The first strategy is a renewed effort to pass a school prayer constitutional amendment utilizing the political muscle that conservative religious interests demonstrated in the 1994 elections and which resulted in the first Republican controlled Congress in forty years. The amendment movement dangerously attempts to authorize the use of government offices for purposes of religious indoctrination. Though previous efforts at authorizing public school prayer through a constitutional amendment have failed,' the new political landscape forces those concerned with constitutional freedoms to take today's effort seriously.

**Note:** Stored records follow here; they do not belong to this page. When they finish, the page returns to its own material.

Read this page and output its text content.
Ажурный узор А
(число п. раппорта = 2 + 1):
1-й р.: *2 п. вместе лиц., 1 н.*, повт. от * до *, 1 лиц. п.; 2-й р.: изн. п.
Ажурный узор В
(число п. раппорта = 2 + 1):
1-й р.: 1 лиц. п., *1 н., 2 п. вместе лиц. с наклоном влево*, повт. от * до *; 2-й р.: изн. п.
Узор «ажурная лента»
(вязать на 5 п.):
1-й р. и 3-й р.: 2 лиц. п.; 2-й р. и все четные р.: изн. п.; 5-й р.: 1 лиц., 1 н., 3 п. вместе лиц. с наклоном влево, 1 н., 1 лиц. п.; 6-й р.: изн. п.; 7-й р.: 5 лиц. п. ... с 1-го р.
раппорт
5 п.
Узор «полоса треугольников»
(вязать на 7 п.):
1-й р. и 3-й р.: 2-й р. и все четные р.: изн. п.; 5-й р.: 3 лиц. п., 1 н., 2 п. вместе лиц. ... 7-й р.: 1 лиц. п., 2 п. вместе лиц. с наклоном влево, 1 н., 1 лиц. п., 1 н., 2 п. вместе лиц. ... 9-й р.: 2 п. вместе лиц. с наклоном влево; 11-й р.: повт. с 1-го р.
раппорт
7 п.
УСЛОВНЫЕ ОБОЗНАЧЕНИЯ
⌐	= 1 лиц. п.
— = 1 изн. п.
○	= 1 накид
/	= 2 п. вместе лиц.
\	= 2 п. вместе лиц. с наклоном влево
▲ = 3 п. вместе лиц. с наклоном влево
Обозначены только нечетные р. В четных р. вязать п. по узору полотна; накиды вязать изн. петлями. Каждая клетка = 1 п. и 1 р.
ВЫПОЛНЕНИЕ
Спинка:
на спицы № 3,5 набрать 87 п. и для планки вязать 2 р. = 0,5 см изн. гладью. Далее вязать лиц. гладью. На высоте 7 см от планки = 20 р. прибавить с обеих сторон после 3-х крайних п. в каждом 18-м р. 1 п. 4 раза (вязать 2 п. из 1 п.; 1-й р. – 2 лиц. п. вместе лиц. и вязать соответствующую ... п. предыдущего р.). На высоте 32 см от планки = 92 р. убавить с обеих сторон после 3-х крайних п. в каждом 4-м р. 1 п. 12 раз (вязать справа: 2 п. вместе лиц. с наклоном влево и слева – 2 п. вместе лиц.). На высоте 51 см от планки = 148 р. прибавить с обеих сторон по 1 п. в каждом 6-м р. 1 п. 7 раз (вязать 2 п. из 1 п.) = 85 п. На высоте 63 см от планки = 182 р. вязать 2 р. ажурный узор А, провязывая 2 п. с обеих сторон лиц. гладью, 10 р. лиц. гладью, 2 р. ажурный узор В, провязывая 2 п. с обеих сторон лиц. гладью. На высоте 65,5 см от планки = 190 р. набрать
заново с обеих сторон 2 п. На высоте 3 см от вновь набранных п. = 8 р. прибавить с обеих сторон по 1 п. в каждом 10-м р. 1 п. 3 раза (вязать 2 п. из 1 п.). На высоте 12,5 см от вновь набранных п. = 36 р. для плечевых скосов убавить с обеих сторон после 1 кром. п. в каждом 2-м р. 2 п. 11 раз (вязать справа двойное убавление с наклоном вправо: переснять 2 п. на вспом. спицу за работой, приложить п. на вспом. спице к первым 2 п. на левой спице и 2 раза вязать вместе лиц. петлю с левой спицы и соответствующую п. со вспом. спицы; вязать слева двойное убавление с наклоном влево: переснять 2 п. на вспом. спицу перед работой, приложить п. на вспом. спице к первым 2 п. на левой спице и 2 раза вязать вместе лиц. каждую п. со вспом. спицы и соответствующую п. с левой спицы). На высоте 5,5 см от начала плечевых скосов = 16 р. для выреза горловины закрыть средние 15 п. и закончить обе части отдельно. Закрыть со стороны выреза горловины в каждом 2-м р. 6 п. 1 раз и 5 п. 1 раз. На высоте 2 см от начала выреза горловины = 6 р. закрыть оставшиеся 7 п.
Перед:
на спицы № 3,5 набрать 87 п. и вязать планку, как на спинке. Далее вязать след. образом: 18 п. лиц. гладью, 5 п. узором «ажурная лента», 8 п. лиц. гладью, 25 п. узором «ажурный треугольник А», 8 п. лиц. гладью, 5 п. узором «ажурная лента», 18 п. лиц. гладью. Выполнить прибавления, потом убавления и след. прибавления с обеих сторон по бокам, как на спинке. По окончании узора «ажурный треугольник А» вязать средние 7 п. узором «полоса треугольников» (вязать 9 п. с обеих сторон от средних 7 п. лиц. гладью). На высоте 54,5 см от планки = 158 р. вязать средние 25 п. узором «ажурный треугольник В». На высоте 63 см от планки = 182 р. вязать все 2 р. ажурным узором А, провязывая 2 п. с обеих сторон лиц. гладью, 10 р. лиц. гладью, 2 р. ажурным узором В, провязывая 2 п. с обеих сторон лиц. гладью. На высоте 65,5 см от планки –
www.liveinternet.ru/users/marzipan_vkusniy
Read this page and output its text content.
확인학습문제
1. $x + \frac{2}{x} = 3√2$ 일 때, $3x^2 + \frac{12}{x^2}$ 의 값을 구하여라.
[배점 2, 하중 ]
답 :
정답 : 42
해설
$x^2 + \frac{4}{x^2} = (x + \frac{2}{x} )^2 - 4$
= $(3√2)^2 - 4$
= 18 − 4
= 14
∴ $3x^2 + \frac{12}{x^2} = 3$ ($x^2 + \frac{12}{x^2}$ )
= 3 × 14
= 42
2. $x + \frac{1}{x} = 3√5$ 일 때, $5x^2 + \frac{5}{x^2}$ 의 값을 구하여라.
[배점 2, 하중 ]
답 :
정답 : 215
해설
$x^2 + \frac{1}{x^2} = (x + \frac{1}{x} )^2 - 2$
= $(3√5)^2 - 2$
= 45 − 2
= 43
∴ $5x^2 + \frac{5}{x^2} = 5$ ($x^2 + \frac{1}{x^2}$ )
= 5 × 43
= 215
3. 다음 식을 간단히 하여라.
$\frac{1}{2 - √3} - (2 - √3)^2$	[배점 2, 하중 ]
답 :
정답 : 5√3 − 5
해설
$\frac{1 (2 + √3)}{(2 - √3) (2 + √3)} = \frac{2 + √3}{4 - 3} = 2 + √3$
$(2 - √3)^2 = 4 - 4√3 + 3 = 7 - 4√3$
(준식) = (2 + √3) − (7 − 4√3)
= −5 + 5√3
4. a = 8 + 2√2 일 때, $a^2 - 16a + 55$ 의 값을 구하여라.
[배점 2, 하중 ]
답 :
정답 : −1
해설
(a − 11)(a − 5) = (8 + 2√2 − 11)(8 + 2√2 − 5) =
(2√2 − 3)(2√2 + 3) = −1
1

The second approach being pursued is a litigation strategy that seeks to avoid traditional Establishment Clause' concerns by emphasizing the ostensible private status of the religious speaker in the public setting, minimizing the actual involvement of public authority, and framing the issue as one implicating only freedom of speech. This is a more sophisticated philosophical and legal effort than the constitutional amendment drive and is not without its appeal to civil liberties advocates. Yet, it too is flawed because it has the potential to reduce religious exercise to the status of mere expression, to convert the Establishment Clause into a largely meaningless exhortation, and to transform our public schools into arenas of religious rivalry None of these results would be beneficial to the purportedly explicit goal of guaranteeing religious liberty proffered by the policy's advocates.

There is a strong likelihood that these efforts, started as separate enterprises, will converge, reconfiguring the constitutional amendment movement into one about freedom of religious expression. The arguments against the two strategies will also then converge.

This article will examine the folly of attempting to amend the Constitution to establish some greater right to engage in prayer in school than currently exists, as well as the stalking horse nature of attempting to denominate the issue as one of free -expression. It will survey the development of the American idea of religious liberty as one that sees government and religion operating in largely autonomous spheres and how today's proposals amount to a rejection of that heritage. Furthermore, it will examine the insufficiency of declaring all student speech private speech in order to bring it under the rubric of the First Amendment's free expression protections. This article will demonstrate that although the First Amendment does afford religious expression some status as constitutionally protected free speech, the Establishment Clause uniquely operates as a limitation on certain types of religious expression in the classroom, an impediment that is not present when the speech falls within other subject areas.